My family’s usual pattern of cat acquisition goes something like this: surprise!, here’s a helpless kitten in need of a home, and you look like just the suckers to provide it. The only variation on the pattern this past summer was the number: kittens, plural rather than singular.
Our daughter Zora was away at camp, and my wife Sheila and I were in Shreveport, visiting my parents and meeting up with friends, who we would then caravan with to central Arkansas for a weekend at a cabin on a river. We had already borrowed a canoe from two other friends, and were borrowing straps from our friend Maurice to secure said canoe to our car.

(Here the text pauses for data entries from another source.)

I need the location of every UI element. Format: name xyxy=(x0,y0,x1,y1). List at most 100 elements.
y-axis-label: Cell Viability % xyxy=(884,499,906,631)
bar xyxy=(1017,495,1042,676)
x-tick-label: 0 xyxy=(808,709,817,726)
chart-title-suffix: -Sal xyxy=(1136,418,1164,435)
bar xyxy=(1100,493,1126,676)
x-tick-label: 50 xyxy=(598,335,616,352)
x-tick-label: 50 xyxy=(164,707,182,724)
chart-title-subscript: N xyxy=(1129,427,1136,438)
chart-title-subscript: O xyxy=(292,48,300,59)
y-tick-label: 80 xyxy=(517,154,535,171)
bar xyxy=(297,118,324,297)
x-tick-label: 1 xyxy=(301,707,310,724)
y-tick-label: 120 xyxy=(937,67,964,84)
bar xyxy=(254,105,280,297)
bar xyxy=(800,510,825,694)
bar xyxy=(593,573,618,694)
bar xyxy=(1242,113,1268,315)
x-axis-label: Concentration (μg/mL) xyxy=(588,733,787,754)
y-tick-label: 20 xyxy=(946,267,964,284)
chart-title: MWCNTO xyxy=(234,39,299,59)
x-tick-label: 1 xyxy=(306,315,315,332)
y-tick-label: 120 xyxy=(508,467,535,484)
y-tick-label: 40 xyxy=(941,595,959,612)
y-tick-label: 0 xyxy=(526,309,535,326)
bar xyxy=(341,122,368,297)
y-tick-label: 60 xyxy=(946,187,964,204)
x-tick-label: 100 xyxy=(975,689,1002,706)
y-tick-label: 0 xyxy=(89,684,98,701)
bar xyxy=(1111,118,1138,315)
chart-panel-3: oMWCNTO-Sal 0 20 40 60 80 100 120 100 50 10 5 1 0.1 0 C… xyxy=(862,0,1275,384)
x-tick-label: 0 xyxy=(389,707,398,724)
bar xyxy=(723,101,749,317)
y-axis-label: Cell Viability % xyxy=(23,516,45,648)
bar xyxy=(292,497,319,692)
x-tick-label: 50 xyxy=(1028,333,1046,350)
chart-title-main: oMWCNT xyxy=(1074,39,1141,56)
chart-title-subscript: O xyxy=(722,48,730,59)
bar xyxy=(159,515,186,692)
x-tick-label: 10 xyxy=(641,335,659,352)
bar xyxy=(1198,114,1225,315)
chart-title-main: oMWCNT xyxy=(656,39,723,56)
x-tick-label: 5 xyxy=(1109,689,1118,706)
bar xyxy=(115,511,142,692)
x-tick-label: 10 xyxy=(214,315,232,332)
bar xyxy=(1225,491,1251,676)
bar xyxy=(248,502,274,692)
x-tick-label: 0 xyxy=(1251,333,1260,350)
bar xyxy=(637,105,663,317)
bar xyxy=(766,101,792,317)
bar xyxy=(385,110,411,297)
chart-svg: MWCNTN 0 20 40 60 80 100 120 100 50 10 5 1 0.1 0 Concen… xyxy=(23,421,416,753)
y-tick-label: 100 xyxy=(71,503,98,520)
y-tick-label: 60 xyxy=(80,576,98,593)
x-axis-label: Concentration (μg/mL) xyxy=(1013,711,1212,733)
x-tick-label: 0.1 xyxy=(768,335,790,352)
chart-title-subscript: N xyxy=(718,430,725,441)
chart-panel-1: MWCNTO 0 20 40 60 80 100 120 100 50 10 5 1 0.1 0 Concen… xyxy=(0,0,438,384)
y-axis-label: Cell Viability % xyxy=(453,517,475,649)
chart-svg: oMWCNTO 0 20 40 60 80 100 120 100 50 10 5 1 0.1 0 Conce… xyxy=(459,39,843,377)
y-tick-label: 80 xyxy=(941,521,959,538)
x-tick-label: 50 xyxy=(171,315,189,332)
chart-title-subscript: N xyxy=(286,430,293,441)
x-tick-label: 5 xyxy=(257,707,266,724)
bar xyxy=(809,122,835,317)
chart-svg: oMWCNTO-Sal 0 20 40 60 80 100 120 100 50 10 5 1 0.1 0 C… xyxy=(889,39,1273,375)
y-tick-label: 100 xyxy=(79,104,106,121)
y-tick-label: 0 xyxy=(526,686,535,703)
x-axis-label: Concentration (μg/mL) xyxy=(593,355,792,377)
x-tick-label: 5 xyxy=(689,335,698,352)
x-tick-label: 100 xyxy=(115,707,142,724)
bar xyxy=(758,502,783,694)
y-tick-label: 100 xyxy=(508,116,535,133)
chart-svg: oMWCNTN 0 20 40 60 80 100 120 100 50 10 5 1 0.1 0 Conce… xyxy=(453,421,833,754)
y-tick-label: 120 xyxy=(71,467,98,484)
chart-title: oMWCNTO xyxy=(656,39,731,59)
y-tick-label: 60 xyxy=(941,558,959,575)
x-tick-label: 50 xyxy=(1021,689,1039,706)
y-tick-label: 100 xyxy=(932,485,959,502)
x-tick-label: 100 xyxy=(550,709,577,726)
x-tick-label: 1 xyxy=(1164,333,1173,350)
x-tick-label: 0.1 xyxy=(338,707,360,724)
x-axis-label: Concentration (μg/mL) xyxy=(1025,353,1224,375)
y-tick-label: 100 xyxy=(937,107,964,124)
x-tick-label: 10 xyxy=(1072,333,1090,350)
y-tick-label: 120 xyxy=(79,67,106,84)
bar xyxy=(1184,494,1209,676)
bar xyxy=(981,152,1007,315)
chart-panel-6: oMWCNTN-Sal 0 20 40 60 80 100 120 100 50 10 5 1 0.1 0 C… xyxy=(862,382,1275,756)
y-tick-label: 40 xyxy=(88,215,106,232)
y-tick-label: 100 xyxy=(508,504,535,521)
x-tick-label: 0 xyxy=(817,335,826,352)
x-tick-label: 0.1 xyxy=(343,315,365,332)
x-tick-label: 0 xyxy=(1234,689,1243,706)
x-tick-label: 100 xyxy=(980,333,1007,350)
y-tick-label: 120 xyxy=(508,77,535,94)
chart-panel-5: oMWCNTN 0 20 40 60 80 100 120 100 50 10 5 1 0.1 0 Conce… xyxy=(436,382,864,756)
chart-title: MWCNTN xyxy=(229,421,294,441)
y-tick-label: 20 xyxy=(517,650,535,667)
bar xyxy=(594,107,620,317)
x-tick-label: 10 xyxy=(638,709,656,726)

While digging around in Maurice’s shed, we were surprised by a tiny female tortoiseshell kitten, who burst out onto the open floor meowing frantically. There was none of the typical shyness of the feral kitten, and she seemed more than ready to leave the Thoreauesque simplicity of life in the shed.
Maurice’s wife Valerie is allergic to cats, so there was no possibility of them keeping her, although they were aware of her presence. Maurice pointed out the mother, a very skinny gray tabby who appeared incapable of providing adequate nutrition for a litter of kittens. Fortunately for this one, I am the son of a still-clinging-to-sanity cat lady, who feeds, takes care of and traps, spays and neuters a colony of grateful house and porch kitties. Armed with such genetic predispositions, I sprung into action.
While I scooped up the barely-resisting creature, Sheila tracked down a second, shyer kitten whose faint mew could be heard in a corner of the yard, under an outdoor bathtub. This was an even smaller male, with enormous eyes and tufts of gray and black fur exploding in all directions, like a tiny feline mad scientist.
We found a box in the yard that could hold the kittens (unhappily, of course) while we finished our task. I called my mom, who graciously volunteered to host the little ones while we were away for the weekend, after which we would bring them home. When we returned to mom and dad’s house, she was ready with moist canned kitten food and milk replacer, a thick, rich elixir given to kittens who have been separated from their mothers before they are physically ready to be weaned. I should emphasize that she did not have to rush out for these items. When it comes to kitten rescue, Sue Parker is the equivalent of the St.Bernard with the little barrel of brandy saving avalanche victims in the Alps. These two little ones were in good hands.